By Sean McNally, Senior Reporter

This story appears in the Dec. 13 print edition of Transport Topics.

The Federal Motor Carrier Safety Administration has issued new rules that will require brokers working with household goods movers to provide more information to consumers.

The bulk of the regulation, which FMCSA said will force brokers to “comply with certain consumer protection requirements,” goes into effect Jan. 28.

Those protection requirements include that brokers provide movers’ U.S. Department of Transportation numbers on their ads and websites, publish estimates of expected moving and brokerage fees and provide FMCSA published information about consumer rights, and policies for deposits, cancellations and refunds.



Brokers also will be allowed only  to provide estimates from authorized carriers, must physically survey shipments within 50 miles of either the mover or broker, and can only use the names and logos of FMCSA-authorized movers with which the broker has existing agreements.

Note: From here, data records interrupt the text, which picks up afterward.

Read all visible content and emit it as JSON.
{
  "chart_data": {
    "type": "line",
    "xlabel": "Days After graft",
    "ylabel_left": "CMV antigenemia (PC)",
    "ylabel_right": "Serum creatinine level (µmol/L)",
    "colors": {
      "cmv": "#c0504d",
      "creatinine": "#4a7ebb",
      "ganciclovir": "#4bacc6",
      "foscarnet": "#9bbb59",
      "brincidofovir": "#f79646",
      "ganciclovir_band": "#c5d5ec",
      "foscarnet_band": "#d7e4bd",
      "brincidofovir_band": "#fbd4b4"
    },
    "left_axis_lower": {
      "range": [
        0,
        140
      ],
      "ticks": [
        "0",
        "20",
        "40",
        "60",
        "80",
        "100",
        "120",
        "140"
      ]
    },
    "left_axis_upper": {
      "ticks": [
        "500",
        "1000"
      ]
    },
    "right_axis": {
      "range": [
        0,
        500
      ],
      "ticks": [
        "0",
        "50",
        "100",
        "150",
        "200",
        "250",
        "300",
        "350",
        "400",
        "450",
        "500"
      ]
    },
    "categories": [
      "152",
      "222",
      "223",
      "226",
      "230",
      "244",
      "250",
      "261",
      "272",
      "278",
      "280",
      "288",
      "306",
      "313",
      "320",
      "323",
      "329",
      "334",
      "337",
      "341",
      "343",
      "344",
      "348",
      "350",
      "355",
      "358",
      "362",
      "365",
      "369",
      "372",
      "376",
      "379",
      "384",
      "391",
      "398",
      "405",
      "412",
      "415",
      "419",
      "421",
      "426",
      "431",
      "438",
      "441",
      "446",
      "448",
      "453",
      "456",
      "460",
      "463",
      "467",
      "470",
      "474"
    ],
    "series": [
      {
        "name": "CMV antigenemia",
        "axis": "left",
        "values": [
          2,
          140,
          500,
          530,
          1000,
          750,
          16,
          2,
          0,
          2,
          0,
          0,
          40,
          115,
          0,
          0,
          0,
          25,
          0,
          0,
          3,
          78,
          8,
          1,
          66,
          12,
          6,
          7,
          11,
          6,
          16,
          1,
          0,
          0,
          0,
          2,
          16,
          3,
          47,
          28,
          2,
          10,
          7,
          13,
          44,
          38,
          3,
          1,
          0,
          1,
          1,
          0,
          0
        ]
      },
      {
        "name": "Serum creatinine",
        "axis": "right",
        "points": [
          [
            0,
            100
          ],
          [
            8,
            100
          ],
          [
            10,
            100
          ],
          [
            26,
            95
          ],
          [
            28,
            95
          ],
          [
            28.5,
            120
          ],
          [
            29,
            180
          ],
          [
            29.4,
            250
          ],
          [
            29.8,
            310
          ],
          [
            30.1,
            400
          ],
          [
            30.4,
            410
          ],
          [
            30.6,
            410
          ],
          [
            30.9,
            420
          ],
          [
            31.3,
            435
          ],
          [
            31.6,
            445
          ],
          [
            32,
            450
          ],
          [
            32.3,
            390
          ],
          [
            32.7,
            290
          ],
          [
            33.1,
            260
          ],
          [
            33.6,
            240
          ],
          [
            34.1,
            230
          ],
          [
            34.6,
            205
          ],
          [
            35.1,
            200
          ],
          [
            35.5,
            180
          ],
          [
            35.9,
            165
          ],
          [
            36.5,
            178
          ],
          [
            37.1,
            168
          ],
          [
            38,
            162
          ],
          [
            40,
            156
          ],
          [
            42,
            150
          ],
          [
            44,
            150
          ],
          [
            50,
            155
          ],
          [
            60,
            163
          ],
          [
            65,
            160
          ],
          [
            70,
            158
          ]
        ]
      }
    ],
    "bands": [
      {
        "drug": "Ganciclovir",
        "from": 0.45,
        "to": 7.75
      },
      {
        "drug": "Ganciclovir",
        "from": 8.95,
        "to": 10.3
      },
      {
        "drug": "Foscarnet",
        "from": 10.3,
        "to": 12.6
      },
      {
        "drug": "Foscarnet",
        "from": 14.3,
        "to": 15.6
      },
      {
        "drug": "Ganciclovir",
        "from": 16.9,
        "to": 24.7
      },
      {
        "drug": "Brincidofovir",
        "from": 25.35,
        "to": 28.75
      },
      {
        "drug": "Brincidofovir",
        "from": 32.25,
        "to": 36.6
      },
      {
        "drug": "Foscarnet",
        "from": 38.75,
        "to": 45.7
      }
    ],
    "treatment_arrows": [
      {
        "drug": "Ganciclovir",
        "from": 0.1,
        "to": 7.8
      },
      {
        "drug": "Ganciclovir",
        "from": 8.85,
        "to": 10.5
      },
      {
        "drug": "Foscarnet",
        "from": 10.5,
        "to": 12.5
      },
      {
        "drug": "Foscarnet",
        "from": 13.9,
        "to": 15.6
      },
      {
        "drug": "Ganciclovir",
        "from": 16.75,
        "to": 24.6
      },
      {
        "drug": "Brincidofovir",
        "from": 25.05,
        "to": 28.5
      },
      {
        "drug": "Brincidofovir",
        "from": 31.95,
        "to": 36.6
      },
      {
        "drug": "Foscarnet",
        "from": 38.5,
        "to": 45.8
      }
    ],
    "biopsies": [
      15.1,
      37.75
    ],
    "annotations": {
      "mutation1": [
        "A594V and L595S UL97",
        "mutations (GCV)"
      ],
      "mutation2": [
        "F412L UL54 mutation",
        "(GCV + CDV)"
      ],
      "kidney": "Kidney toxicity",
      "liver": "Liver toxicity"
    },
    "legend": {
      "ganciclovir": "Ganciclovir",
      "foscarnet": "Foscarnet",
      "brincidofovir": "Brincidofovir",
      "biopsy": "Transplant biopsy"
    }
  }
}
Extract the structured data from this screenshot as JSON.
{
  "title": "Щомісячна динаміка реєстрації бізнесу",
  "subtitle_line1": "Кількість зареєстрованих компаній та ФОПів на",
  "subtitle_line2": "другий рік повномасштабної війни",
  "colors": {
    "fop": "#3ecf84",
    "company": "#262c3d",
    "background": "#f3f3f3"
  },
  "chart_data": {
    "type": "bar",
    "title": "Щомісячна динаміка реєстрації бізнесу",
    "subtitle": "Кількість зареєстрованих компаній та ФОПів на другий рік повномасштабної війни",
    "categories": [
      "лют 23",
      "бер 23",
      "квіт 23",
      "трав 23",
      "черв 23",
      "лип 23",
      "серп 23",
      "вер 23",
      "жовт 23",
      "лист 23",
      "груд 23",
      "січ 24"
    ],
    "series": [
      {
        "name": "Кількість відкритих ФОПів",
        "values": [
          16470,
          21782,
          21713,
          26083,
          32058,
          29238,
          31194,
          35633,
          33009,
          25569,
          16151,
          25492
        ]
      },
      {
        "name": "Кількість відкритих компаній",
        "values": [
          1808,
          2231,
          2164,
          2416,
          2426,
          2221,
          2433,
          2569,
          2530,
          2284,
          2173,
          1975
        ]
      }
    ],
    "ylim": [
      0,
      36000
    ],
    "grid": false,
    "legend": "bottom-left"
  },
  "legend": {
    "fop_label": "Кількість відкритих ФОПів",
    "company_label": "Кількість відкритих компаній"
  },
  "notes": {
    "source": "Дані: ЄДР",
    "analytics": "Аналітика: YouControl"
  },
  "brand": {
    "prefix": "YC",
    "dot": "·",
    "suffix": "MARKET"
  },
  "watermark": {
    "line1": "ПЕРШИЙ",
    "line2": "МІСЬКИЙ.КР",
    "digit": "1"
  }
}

“This rulemaking is intended to ensure that individual shippers who arrange for transportation of household goods through brokers receive necessary information regarding their rights and responsibilities in connection with interstate household goods moves,” FMCSA said.

FMCSA also stated that brokers of household goods movements will need to increase their surety bonds to $25,000 from $10,000 beginning in 2012.

In its Federal Register notice, FMCSA said the final rule was the result of both a 2003 petition from the American Moving and Storage Association and a congressional directive in the 2005 highway reauthorization.

“Until now, brokers have not been subject to the same consumer protection requirements as licensed interstate movers,” Linda Bauer Darr, American Moving and Storage Association president, said in a statement. “Few, if any, consumers understood the distinction between brokers and carriers, leaving them feeling cheated of their rights.”

The new regulations, Darr said, close “a loophole that too many of these middlemen have been exploiting for years.”

“In some cases, brokers connected consumers with fly-by-night rogue operators, posing as movers, and were ripped off,” Darr said.

Robert Voltmann, president of the Transportation Intermediaries Association, said the regulations were “very fair.”

“It is such a specialized niche within the market, and it is such an emotional niche within the market, that I thought the agency did as good a job as they possibly could in walking a fine line between all of the competing interests to reach a fair conclusion,” he said.